The angle of elevation of the top of a vertical tower situated perpendicularly on a plane is observed as `60^(@)` from a point P on the same plane .From another point Q , 10 m vertically above the point P , the angle of depression of the foot of the tower is `30^(@)` The height of the tower is

To solve the problem, we need to find the height of the tower based on the given angles of elevation and depression.
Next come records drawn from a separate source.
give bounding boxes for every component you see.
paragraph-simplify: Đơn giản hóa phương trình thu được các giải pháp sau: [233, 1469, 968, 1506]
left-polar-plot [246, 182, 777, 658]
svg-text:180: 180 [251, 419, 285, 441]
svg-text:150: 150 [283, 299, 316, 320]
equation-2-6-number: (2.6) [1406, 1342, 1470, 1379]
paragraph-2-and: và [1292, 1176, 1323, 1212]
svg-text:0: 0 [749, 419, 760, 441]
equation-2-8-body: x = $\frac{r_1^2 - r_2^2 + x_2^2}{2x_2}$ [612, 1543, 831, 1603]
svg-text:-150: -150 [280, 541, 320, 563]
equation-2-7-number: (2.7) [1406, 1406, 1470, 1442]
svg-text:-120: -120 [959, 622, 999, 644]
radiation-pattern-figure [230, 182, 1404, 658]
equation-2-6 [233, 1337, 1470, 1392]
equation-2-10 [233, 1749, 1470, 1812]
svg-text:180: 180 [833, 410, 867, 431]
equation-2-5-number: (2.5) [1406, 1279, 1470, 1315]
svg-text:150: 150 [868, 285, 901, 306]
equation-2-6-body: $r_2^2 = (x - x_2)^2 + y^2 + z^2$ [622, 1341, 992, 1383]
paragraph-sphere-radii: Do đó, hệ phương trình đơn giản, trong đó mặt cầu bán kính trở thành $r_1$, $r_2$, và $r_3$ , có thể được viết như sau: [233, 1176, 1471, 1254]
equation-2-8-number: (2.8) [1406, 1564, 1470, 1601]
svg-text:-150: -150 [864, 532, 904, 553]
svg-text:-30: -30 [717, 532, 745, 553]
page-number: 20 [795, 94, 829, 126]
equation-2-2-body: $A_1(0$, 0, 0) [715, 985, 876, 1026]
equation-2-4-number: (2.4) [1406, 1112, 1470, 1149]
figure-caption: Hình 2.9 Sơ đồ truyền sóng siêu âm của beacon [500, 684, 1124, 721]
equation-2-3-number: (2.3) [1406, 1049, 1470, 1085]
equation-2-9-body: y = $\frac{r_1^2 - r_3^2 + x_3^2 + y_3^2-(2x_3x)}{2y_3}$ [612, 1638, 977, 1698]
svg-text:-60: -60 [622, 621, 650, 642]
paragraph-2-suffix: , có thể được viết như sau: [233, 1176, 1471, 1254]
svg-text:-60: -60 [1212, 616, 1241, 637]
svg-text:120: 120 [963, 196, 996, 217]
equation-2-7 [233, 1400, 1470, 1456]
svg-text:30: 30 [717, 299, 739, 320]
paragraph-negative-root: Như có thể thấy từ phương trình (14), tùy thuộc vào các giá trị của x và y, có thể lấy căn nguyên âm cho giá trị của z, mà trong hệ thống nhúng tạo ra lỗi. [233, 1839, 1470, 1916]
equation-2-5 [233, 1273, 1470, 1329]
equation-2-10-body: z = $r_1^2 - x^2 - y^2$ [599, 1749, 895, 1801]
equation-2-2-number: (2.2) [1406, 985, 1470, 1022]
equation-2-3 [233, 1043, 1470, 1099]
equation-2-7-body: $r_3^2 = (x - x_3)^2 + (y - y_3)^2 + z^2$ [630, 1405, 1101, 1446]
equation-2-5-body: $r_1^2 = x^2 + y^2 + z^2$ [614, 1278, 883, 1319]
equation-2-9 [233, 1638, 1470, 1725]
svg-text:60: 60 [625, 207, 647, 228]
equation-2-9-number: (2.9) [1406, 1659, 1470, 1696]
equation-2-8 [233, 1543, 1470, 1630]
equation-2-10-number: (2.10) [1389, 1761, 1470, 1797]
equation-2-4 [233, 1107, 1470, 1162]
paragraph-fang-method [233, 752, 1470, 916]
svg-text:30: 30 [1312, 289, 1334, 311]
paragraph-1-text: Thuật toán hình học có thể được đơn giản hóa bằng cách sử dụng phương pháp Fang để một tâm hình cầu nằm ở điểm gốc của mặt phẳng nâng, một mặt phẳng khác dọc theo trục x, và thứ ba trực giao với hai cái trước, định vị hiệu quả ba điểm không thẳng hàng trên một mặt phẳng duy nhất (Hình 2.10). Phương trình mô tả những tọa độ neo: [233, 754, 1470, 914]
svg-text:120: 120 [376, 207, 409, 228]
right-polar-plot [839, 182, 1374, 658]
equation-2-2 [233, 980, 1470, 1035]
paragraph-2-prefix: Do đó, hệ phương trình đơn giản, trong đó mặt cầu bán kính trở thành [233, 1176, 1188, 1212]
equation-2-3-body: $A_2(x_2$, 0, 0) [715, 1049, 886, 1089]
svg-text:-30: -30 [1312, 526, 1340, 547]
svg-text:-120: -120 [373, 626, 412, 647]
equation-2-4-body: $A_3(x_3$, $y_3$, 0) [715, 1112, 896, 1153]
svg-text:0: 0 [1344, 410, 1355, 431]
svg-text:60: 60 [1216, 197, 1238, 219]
Let's break it down step by step. ### Step 1: Understand the Setup We have a vertical tower, and we are given two points: - Point P on the ground, from where the angle of elevation to the top of the tower is \(60^\circ\). - Point Q, which is 10 m above point P, from where the angle of depression to the foot of the tower is \(30^\circ\). ### Step 2: Draw the Diagram 1. Draw a vertical line representing the tower. 2. Mark point P at the base of the tower. 3. Mark point Q directly above P, 10 m higher. 4. Draw a line from P to the top of the tower, forming a \(60^\circ\) angle with the horizontal. 5. Draw a line from Q to the foot of the tower, forming a \(30^\circ\) angle with the horizontal. ### Step 3: Calculate the Distance from P to the Tower Using the angle of elevation from point P: - Let the height of the tower be \(h\). - The distance from point P to the foot of the tower is \(d\). From the right triangle formed: \[ \tan(60^\circ) = \frac{h}{d} \] We know that \(\tan(60^\circ) = \sqrt{3}\), so: \[ \sqrt{3} = \frac{h}{d} \implies h = d \cdot \sqrt{3} \quad (1) \] ### Step 4: Calculate the Distance from Q to the Tower Using the angle of depression from point Q: - The height from Q to the ground is 10 m, and the angle of depression to the foot of the tower is \(30^\circ\). From the right triangle formed: \[ \tan(30^\circ) = \frac{10}{d} \] We know that \(\tan(30^\circ) = \frac{1}{\sqrt{3}}\), so: \[ \frac{1}{\sqrt{3}} = \frac{10}{d} \implies d = 10 \sqrt{3} \quad (2) \] ### Step 5: Substitute to Find the Height of the Tower Now, substitute equation (2) into equation (1): \[ h = (10 \sqrt{3}) \cdot \sqrt{3} = 10 \cdot 3 = 30 \text{ m} \] ### Conclusion The height of the tower is \(30\) meters.